Il ne faut pas désespérer Renault-Billancourt !

A force de pousser à bout les ouvrières et les ouvriers de l’usine de production des fameuses 4L, Clairette Angot a pris les choses en main, et notamment les banderoles aux slogans qui font mouche, le drapeau rouge et le porte voix !

En transposant le célèbre opéra-comique de Lecoq en mai 1968, Richard Brunel nous propose un réjouissant et passionnant spectacle.
Un spectacle féministe !

Oui, le message est clair : ces deux femmes, la fille de qui vous savez et Mademoiselle Lange, ces femmes qui veulent vivre en tant que femmes, et non plus seulement épouses à qui l’on impose un mari, ces femmes ont trouvé un refuge temporel parfait.
Une jeunesse qui se révolte, des femmes qui s’insurgent : du Directoire initial, nous voici donc en pleine révolution soixante-huitarde.

L’ouverture de l’œuvre ne laisse immédiatement planer aucun doute.

En prenant à bras le corps cette œuvre créée à Bruxelles en 1872, puis à Paris l’année suivante, le Directeur général et artistique de l’Opéra national de Lyon a parfaitement su mettre en évidence l’humour, la grâce, mais également le message sociétal et politique, appelons un chat un chat, intrinsèques au livret de Clairville, Paul Siraudin et Victor Koning.

Le metteur en scène était attendu au tournant : la dernière production salle Favart datait de 1969, et La fille de Madame Angot n’avait pas été donné à Paris depuis quarante ans.
L’attente se méritait, et nous ne seront pas déçus !

Nous allons passer deux heures et quart (entracte compris) épatantes.

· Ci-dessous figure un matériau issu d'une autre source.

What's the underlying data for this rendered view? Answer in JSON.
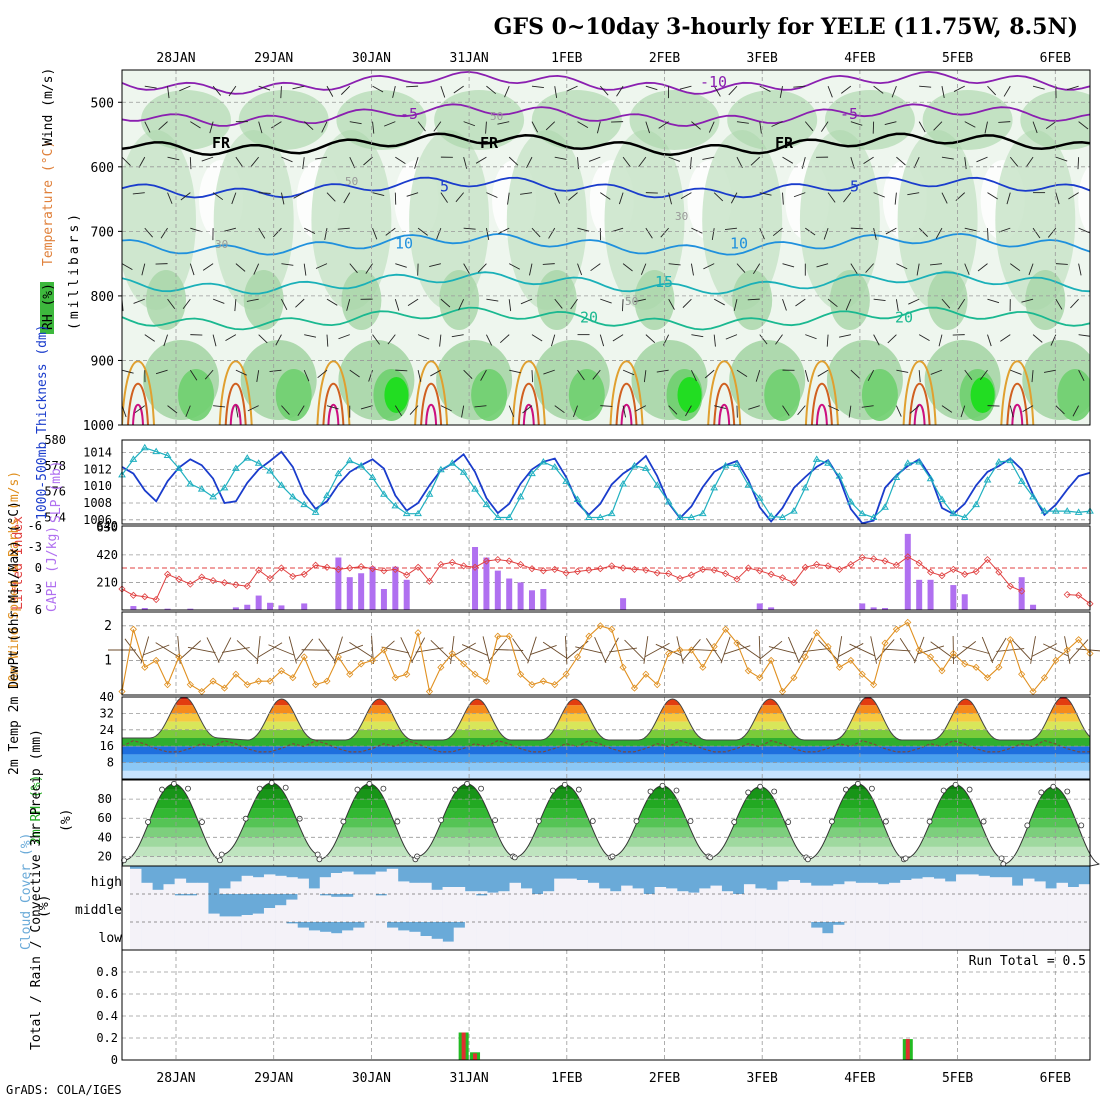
{
  "title": "GFS 0~10day 3-hourly for YELE (11.75W, 8.5N)",
  "footer": "GrADS: COLA/IGES",
  "dates": [
    "28JAN",
    "29JAN",
    "30JAN",
    "31JAN",
    "1FEB",
    "2FEB",
    "3FEB",
    "4FEB",
    "5FEB",
    "6FEB"
  ],
  "colors": {
    "rh": "#22cc22",
    "temp": "#d03030",
    "wind": "#333333",
    "slp": "#1a3ccc",
    "thick": "#20b0c0",
    "cape": "#b070f0",
    "li": "#e04040",
    "ws": "#e09020",
    "cloud": "#6aaad8",
    "precip_total": "#22bb22",
    "precip_conv": "#e03030"
  },
  "chart_data": [
    {
      "type": "heatmap",
      "name": "upper",
      "ylabel": "(millibars)",
      "legend": [
        "RH (%)",
        "Temperature (°C)",
        "Wind (m/s)"
      ],
      "ylim": [
        450,
        1000
      ],
      "yticks": [
        500,
        600,
        700,
        800,
        900,
        1000
      ],
      "contours": [
        {
          "label": "-10",
          "p": 470
        },
        {
          "label": "-5",
          "p": 520
        },
        {
          "label": "FR",
          "p": 565
        },
        {
          "label": "5",
          "p": 632
        },
        {
          "label": "10",
          "p": 720
        },
        {
          "label": "15",
          "p": 780
        },
        {
          "label": "20",
          "p": 835
        }
      ],
      "rh_labels": [
        "30",
        "50"
      ]
    },
    {
      "type": "line",
      "name": "slp-thickness",
      "ylabel_left": "1000-500mb Thickness (dm)",
      "ylabel_right": "SLP (mb)",
      "y1lim": [
        573.5,
        580
      ],
      "y1ticks": [
        574,
        576,
        578,
        580
      ],
      "y2lim": [
        1005.5,
        1015.5
      ],
      "y2ticks": [
        1006,
        1008,
        1010,
        1012,
        1014
      ],
      "series": [
        {
          "name": "SLP (mb)",
          "values": [
            1012.3,
            1011.5,
            1009.5,
            1008.2,
            1010.6,
            1012.2,
            1013.2,
            1012.5,
            1010.9,
            1008.0,
            1008.2,
            1010.4,
            1012.0,
            1013.0,
            1014.1,
            1012.3,
            1009.1,
            1007.3,
            1008.2,
            1010.2,
            1011.7,
            1012.5,
            1013.2,
            1012.1,
            1008.9,
            1007.1,
            1008.0,
            1010.1,
            1011.9,
            1012.7,
            1013.8,
            1011.7,
            1008.6,
            1006.8,
            1007.9,
            1010.3,
            1012.0,
            1012.9,
            1013.3,
            1011.1,
            1008.0,
            1006.6,
            1007.9,
            1010.2,
            1011.5,
            1012.4,
            1013.6,
            1011.2,
            1008.0,
            1006.2,
            1007.6,
            1009.9,
            1011.7,
            1012.5,
            1013.0,
            1010.7,
            1007.5,
            1005.8,
            1007.4,
            1009.8,
            1011.1,
            1012.3,
            1013.1,
            1010.9,
            1007.3,
            1005.6,
            1005.9,
            1009.8,
            1011.3,
            1012.4,
            1013.2,
            1011.1,
            1007.4,
            1006.7,
            1007.9,
            1010.1,
            1011.7,
            1012.4,
            1013.3,
            1012.0,
            1009.0,
            1006.6,
            1007.8,
            1009.6,
            1011.2,
            1011.6
          ]
        },
        {
          "name": "1000-500mb Thickness (dm)",
          "values": [
            577.3,
            578.5,
            579.4,
            579.1,
            578.8,
            577.8,
            576.6,
            576.2,
            575.6,
            576.3,
            577.8,
            578.6,
            578.2,
            577.6,
            576.5,
            575.6,
            575.0,
            574.4,
            575.7,
            577.4,
            578.4,
            578.0,
            577.1,
            575.8,
            574.9,
            574.3,
            574.3,
            575.8,
            577.7,
            578.2,
            577.5,
            576.2,
            575.0,
            574.0,
            574.0,
            575.6,
            577.4,
            578.3,
            577.9,
            576.8,
            575.4,
            574.0,
            574.0,
            574.3,
            576.6,
            578.0,
            577.8,
            576.5,
            575.2,
            574.0,
            574.0,
            574.3,
            576.3,
            578.0,
            578.1,
            576.5,
            575.5,
            574.1,
            574.0,
            574.5,
            576.3,
            578.5,
            578.2,
            577.2,
            575.2,
            574.3,
            574.0,
            574.8,
            577.1,
            578.2,
            578.3,
            577.0,
            575.4,
            574.3,
            574.0,
            575.0,
            576.9,
            578.3,
            578.4,
            576.8,
            575.6,
            574.5,
            574.5,
            574.5,
            574.4,
            574.5
          ]
        }
      ]
    },
    {
      "type": "bar",
      "name": "cape-li",
      "ylabel_left": "Lifted Index",
      "ylabel_right": "CAPE (J/kg)",
      "y1ticks": [
        -6,
        -3,
        0,
        3,
        6
      ],
      "y1lim": [
        -6,
        6
      ],
      "y2lim": [
        0,
        640
      ],
      "y2ticks": [
        210,
        420,
        630,
        640
      ],
      "li_reference": 0,
      "series": [
        {
          "name": "Lifted Index",
          "values": [
            3.0,
            3.9,
            4.1,
            4.5,
            0.9,
            1.6,
            2.3,
            1.3,
            1.8,
            2.1,
            2.4,
            2.6,
            0.3,
            1.5,
            0.0,
            1.2,
            0.9,
            -0.4,
            -0.1,
            0.2,
            0.0,
            -0.2,
            0.1,
            0.4,
            0.2,
            1.0,
            -0.1,
            1.9,
            -0.5,
            -0.8,
            -0.3,
            -0.1,
            -1.0,
            -1.2,
            -1.0,
            -0.5,
            0.1,
            0.4,
            0.2,
            0.7,
            0.5,
            0.3,
            0.1,
            -0.3,
            0.0,
            0.2,
            0.3,
            0.7,
            0.8,
            1.5,
            1.0,
            0.2,
            0.3,
            0.8,
            1.6,
            0.0,
            0.4,
            0.9,
            1.4,
            2.1,
            -0.1,
            -0.5,
            -0.3,
            0.2,
            -0.5,
            -1.5,
            -1.3,
            -1.0,
            -0.4,
            -1.6,
            -0.7,
            0.6,
            1.1,
            0.2,
            0.9,
            0.5,
            -1.2,
            0.6,
            2.6,
            3.3,
            null,
            null,
            null,
            3.8,
            3.9,
            5.1
          ]
        },
        {
          "name": "CAPE (J/kg)",
          "values": [
            0,
            30,
            15,
            0,
            10,
            0,
            10,
            0,
            0,
            0,
            20,
            40,
            110,
            55,
            35,
            0,
            50,
            0,
            0,
            400,
            250,
            280,
            330,
            160,
            330,
            230,
            0,
            0,
            0,
            0,
            0,
            480,
            400,
            300,
            240,
            210,
            150,
            160,
            0,
            0,
            0,
            0,
            0,
            0,
            90,
            0,
            0,
            0,
            0,
            0,
            0,
            0,
            0,
            0,
            0,
            0,
            50,
            20,
            0,
            0,
            0,
            0,
            0,
            0,
            0,
            50,
            20,
            15,
            0,
            580,
            230,
            230,
            0,
            190,
            120,
            0,
            0,
            0,
            0,
            250,
            40,
            0,
            0,
            0,
            0,
            0
          ]
        }
      ]
    },
    {
      "type": "line",
      "name": "wind10m",
      "ylabel": "10m Wind Speed & Barbs (m/s)",
      "ylim": [
        0,
        2.4
      ],
      "yticks": [
        1,
        2
      ],
      "series": [
        {
          "name": "10m Wind Speed (m/s)",
          "values": [
            0.1,
            1.9,
            0.8,
            1.0,
            0.3,
            1.1,
            0.3,
            0.1,
            0.4,
            0.2,
            0.6,
            0.3,
            0.4,
            0.4,
            0.7,
            0.5,
            1.1,
            0.3,
            0.4,
            1.1,
            0.6,
            0.9,
            1.0,
            1.3,
            0.5,
            0.6,
            1.8,
            0.1,
            0.8,
            1.2,
            0.9,
            0.6,
            0.4,
            1.7,
            1.7,
            0.6,
            0.3,
            0.4,
            0.3,
            0.6,
            1.1,
            1.7,
            2.0,
            1.9,
            0.8,
            0.2,
            0.6,
            0.3,
            1.2,
            1.3,
            1.3,
            0.8,
            1.4,
            1.9,
            1.5,
            0.7,
            0.5,
            1.0,
            0.1,
            0.5,
            1.1,
            1.8,
            1.4,
            0.8,
            1.0,
            0.6,
            0.3,
            1.5,
            1.9,
            2.1,
            1.3,
            1.1,
            0.7,
            1.2,
            0.9,
            0.8,
            0.5,
            0.8,
            1.6,
            0.6,
            0.1,
            0.5,
            1.0,
            1.3,
            1.6,
            1.2
          ]
        }
      ]
    },
    {
      "type": "area",
      "name": "temp2m",
      "ylabel": "2m Temp 2m DewPt (6hr Min/Max) (°C)",
      "ylim": [
        0,
        40
      ],
      "yticks": [
        8,
        16,
        24,
        32,
        40
      ],
      "days": 10,
      "series": [
        {
          "name": "2m Temp max",
          "values": [
            40,
            39,
            39,
            39,
            39,
            39,
            39,
            40,
            39,
            40
          ]
        },
        {
          "name": "2m Temp min",
          "values": [
            20,
            19,
            19,
            19,
            19,
            19,
            19,
            19,
            19,
            19
          ]
        }
      ]
    },
    {
      "type": "area",
      "name": "rh2m",
      "ylabel": "2m RH (%)",
      "ylim": [
        10,
        100
      ],
      "yticks": [
        20,
        40,
        60,
        80
      ],
      "days": 10,
      "series": [
        {
          "name": "2m RH max",
          "values": [
            96,
            97,
            96,
            96,
            95,
            94,
            93,
            96,
            95,
            93
          ]
        },
        {
          "name": "2m RH min",
          "values": [
            16,
            22,
            17,
            20,
            19,
            20,
            19,
            17,
            18,
            12
          ]
        }
      ]
    },
    {
      "type": "bar",
      "name": "cloud",
      "ylabel": "Cloud Cover (%)",
      "row_labels": [
        "high",
        "middle",
        "low"
      ],
      "series": [
        {
          "name": "high",
          "values": [
            10,
            60,
            85,
            65,
            45,
            60,
            60,
            100,
            80,
            55,
            35,
            40,
            30,
            35,
            40,
            45,
            80,
            40,
            25,
            20,
            30,
            30,
            20,
            10,
            55,
            60,
            60,
            85,
            75,
            75,
            90,
            90,
            95,
            90,
            60,
            80,
            100,
            90,
            45,
            45,
            50,
            60,
            80,
            90,
            70,
            80,
            100,
            75,
            80,
            90,
            95,
            80,
            70,
            90,
            100,
            65,
            80,
            85,
            55,
            50,
            60,
            70,
            70,
            65,
            55,
            60,
            60,
            65,
            60,
            50,
            45,
            40,
            45,
            55,
            30,
            30,
            35,
            40,
            40,
            70,
            45,
            55,
            80,
            60,
            75,
            65
          ]
        },
        {
          "name": "middle",
          "values": [
            0,
            0,
            0,
            0,
            5,
            5,
            0,
            70,
            80,
            80,
            75,
            70,
            50,
            40,
            20,
            0,
            0,
            5,
            10,
            10,
            0,
            0,
            5,
            0,
            0,
            0,
            0,
            0,
            0,
            0,
            0,
            5,
            0,
            0,
            0,
            0,
            0,
            0,
            0,
            0,
            0,
            0,
            0,
            0,
            0,
            0,
            0,
            0,
            0,
            0,
            0,
            0,
            0,
            0,
            0,
            0,
            0,
            0,
            0,
            0,
            0,
            0,
            0,
            0,
            0,
            0,
            0,
            0,
            0,
            0,
            0,
            0,
            0,
            0,
            0,
            0,
            0,
            0,
            0,
            0,
            0,
            0,
            0,
            0,
            0,
            0
          ]
        },
        {
          "name": "low",
          "values": [
            0,
            0,
            0,
            0,
            0,
            0,
            0,
            0,
            0,
            0,
            0,
            0,
            0,
            0,
            5,
            20,
            30,
            35,
            40,
            30,
            20,
            0,
            0,
            20,
            30,
            35,
            50,
            60,
            70,
            20,
            0,
            0,
            0,
            0,
            0,
            0,
            0,
            0,
            0,
            0,
            0,
            0,
            0,
            0,
            0,
            0,
            0,
            0,
            0,
            0,
            0,
            0,
            0,
            0,
            0,
            0,
            0,
            0,
            0,
            0,
            0,
            20,
            40,
            10,
            0,
            0,
            0,
            0,
            0,
            0,
            0,
            0,
            0,
            0,
            0,
            0,
            0,
            0,
            0,
            0,
            0,
            0,
            0,
            0,
            0,
            0
          ]
        }
      ]
    },
    {
      "type": "bar",
      "name": "precip",
      "ylabel": "Total / Rain / Convective 3hr Precip (mm)",
      "ylim": [
        0,
        1
      ],
      "yticks": [
        0,
        0.2,
        0.4,
        0.6,
        0.8
      ],
      "annotation": "Run Total = 0.5",
      "series": [
        {
          "name": "Total",
          "values": {
            "30": 0.25,
            "31": 0.07,
            "69": 0.19
          }
        },
        {
          "name": "Convective",
          "values": {
            "30": 0.25,
            "31": 0.06,
            "69": 0.19
          }
        }
      ]
    }
  ]
}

Il faut immédiatement saluer les merveilleux scénographie et costumes de Bruno de Lavenère, ainsi que les très belles lumières de Laurent Castaingt.
Les différents actions vont se dérouler dans deux décors magnifiques montés sur une imposante tournette : l’usine, donc (qui remplace les halles prévues par les librettistes) et un cinéma de la fin des années 60.

Nous aurons donc en permanence des références au monde aliénant du travail (le film Les temps modernes n'est pas loin), ainsi que des références à la Nouvelle vague. On pensera beaucoup à Jacques Demy. (Et je vous laisse découvrir…)

La mise en scène repose sur plusieurs parti-pris très judicieux.
Tout d’abord, nous avons affaire à une verticalité très assumée, que ce soit dans les deux décors.
Ici, il faut regarder en l’air, il ne faut pas s’arrêter au sol du plateau.
Chanteurs et comédiens doivent monter et redescendre de nombreuses marches.
Une mise en scène très physique, où les corps sont mis en évidence.
Ici, les personnages ont une dimension viscérale, organique. (Des petites chorégraphies souvent spirituelles, dues à Maxime Thomas, viennent épicer le propos.)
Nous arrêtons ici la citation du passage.